E’ ora disponibile un ampio dataset che, distinto in vere e proprie monografie delle realtà indagate, agevola notevolmente le fasi conoscitive preliminari alle attività pianificatore del territorio di pertinenza. Al fine di testare l’efficienza del quadro informativo generato, si è proceduto alla verifica della fattibilità finanziaria delle proposte di legge, succedutesi alla legge 220/57, aventi ad oggetto il rilancio e la riqualificazione delle aree degradate. Proposte, queste, mai approvate.
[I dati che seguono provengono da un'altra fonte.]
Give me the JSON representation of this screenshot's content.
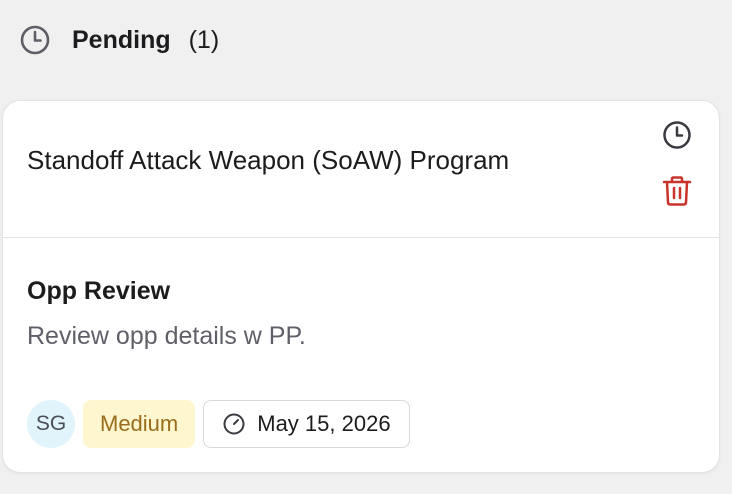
{
  "header": {
    "title": "Pending",
    "count": "(1)",
    "icon": "clock-icon"
  },
  "card": {
    "opportunity_title": "Standoff Attack Weapon (SoAW) Program",
    "actions": {
      "snooze_icon": "clock-icon",
      "delete_icon": "trash-icon",
      "delete_color": "#c8342b"
    },
    "task": {
      "title": "Opp Review",
      "description": "Review opp details w PP."
    },
    "meta": {
      "assignee_initials": "SG",
      "priority": "Medium",
      "due_date": "May 15, 2026",
      "due_icon": "timer-icon"
    }
  },
  "colors": {
    "background": "#f0f0f1",
    "card": "#ffffff",
    "priority_bg": "#fdf6cf",
    "priority_text": "#9a6d1d",
    "avatar_bg": "#e2f4fb"
  }
}
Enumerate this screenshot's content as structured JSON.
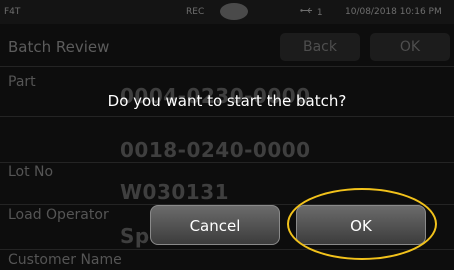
{
  "status_bar": {
    "left_text": "F4T",
    "rec_text": "REC",
    "usb_text": "1",
    "datetime": "10/08/2018 10:16 PM"
  },
  "header": {
    "title": "Batch Review",
    "back_label": "Back",
    "ok_label": "OK"
  },
  "fields": {
    "part_label": "Part",
    "part_value": "0004-0230-0000",
    "second_value": "0018-0240-0000",
    "lot_label": "Lot No",
    "lot_value": "W030131",
    "operator_label": "Load Operator",
    "operator_value": "Sp",
    "customer_label": "Customer Name"
  },
  "dialog": {
    "message": "Do you want to start the batch?",
    "cancel_label": "Cancel",
    "ok_label": "OK"
  },
  "colors": {
    "highlight": "#f2c21b"
  }
}
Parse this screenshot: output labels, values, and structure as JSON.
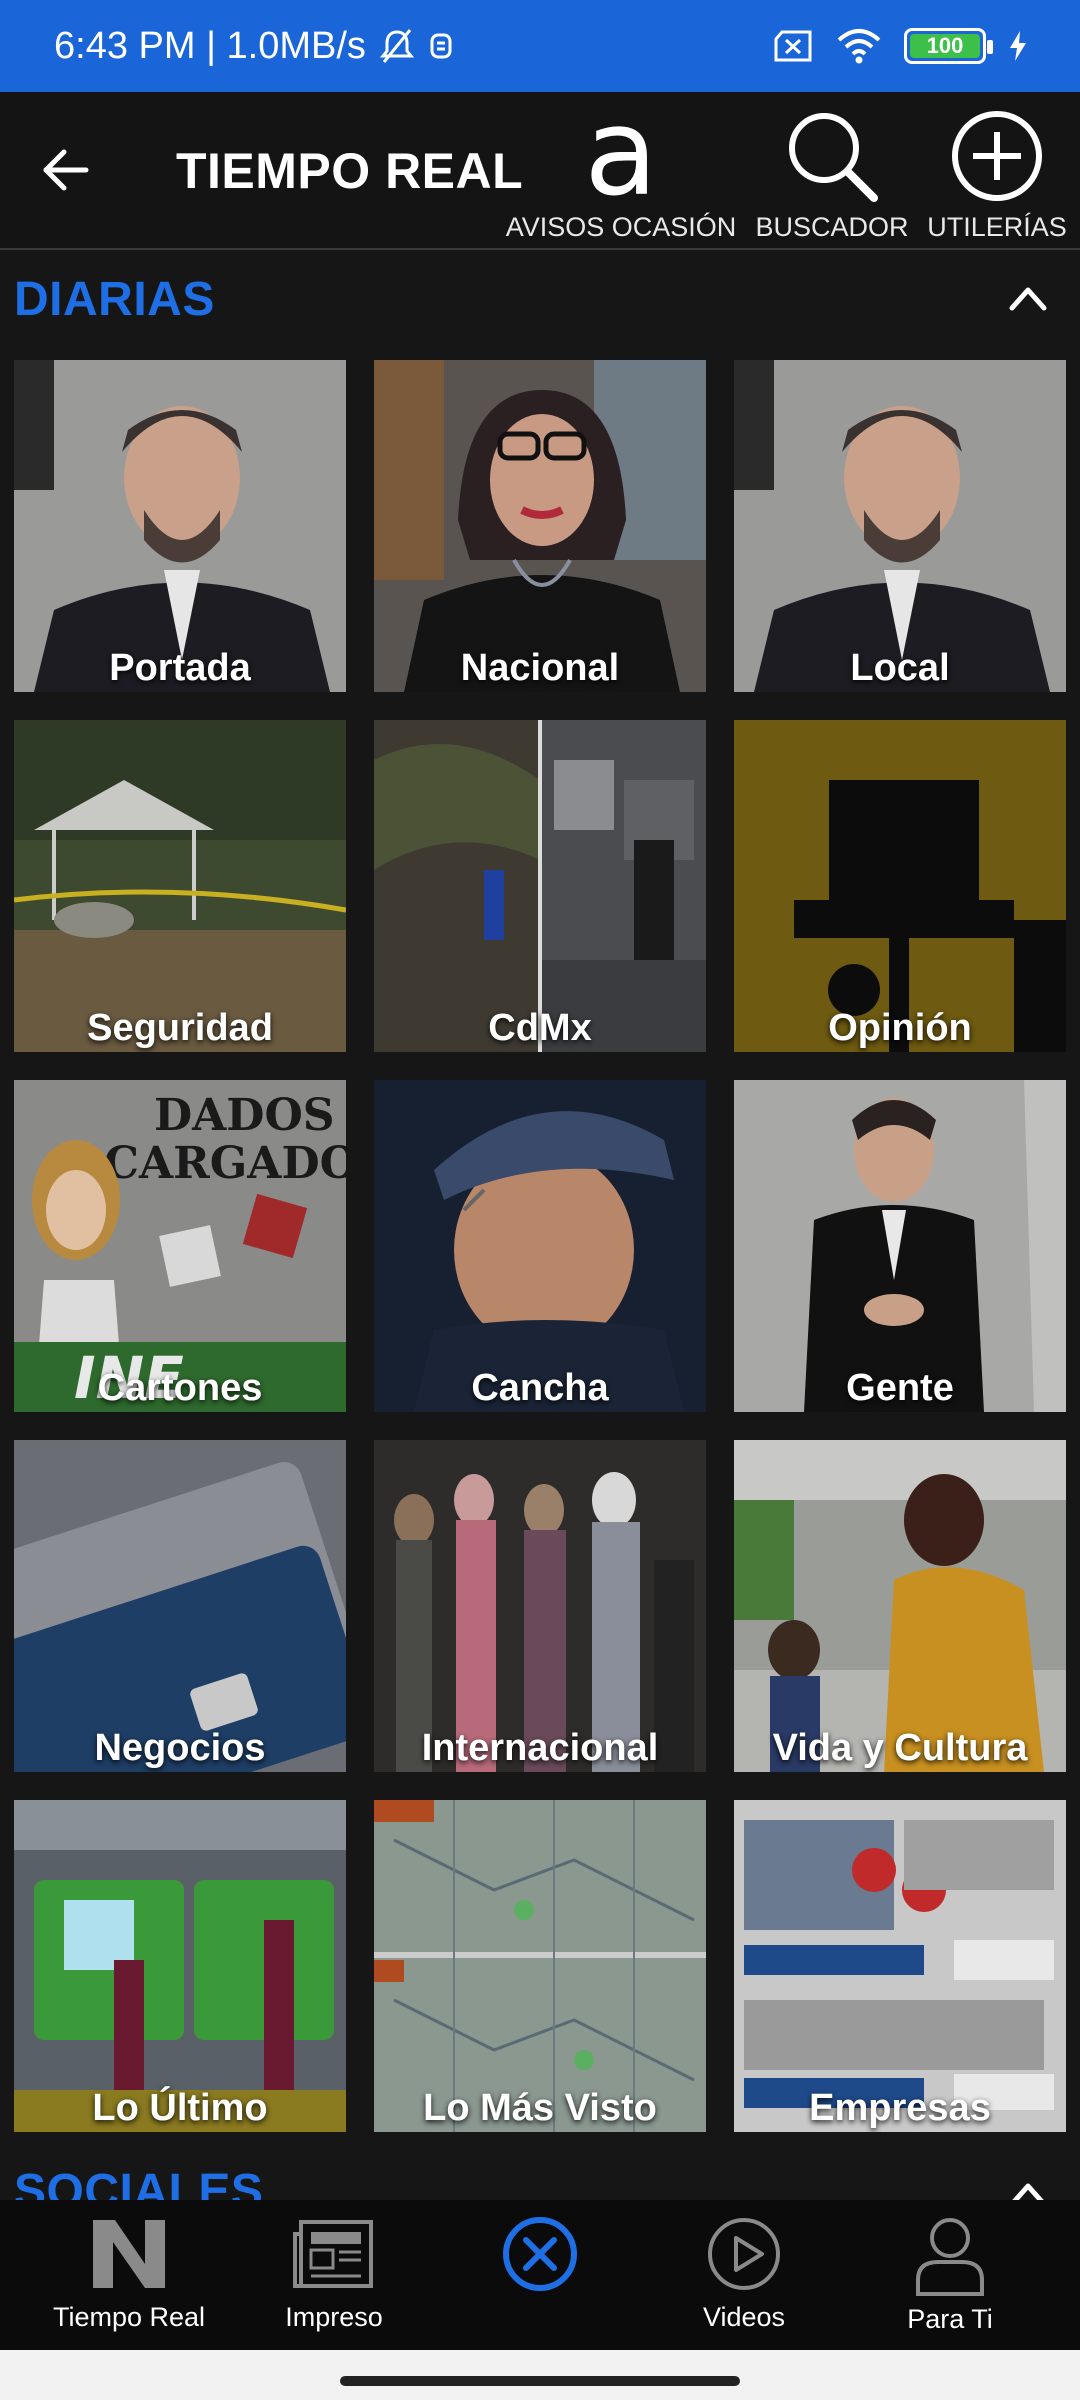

Per ognuno dei disegni di legge – ove il livello di dettaglio dell’articolato normativo lo consentiva – è stata tratteggiata la planimetria di inquadramento, sono stati esplicitati gli strumenti attuativi, i costi da sostenersi e i ricavi lucrabili, oltreché – ovviamente – i soggetti economici coinvolti dai flussi di cassa generati. I risultati dello studio sono sintetizzati in quadri riassuntivi che semplificano la comparazione tra i diversi casi studio. Le analisi sono, perciò, sviluppate nell’ottica della riorganizzazione sostenibile (sociale e finanziaria) e del ridisegno razionale dei luoghi impattati dalle opere abusive. Il lavoro svolto dimostra come sia possibile mobilitare ingenti risorse private che possono consentire di riqualificare i siti archeologici, di incrementare le attività di studio e di ricerca in essi e di potenziare la infrastrutturazione del territorio.

Il mercato immobiliare in aree di valenza storico-architettonica affette da abusivismo edilizio

L’argomento ha preso spunto da una dettagliata ricostruzione del fenomeno dell’abusivismo edilizio nei territori della Valle dei Templi (AG) e di Paestum (SA). A seguito di una approfondita disamina dei fattori storico-sociali che hanno determinato così rilevanti impatti ambientali in zone regolate da rigide norme di salvaguardia del territorio, si è provveduto alla quantificazione del surplus lucrato nel tempo dalla speculazione edilizia attraverso l’analisi dei costi di costruzione sostenuti e dei valori di mercato maturati dai manufatti illegali. Costituito un ampio database, si è ideato un algoritmo per la verifica della sostenibilità economica delle numerose e differenti proposte di legge attraverso le quali, negli ultimi venti anni, si è cercato di arginare il fenomeno di studio e di avviare la riqualificazione delle aree degradate.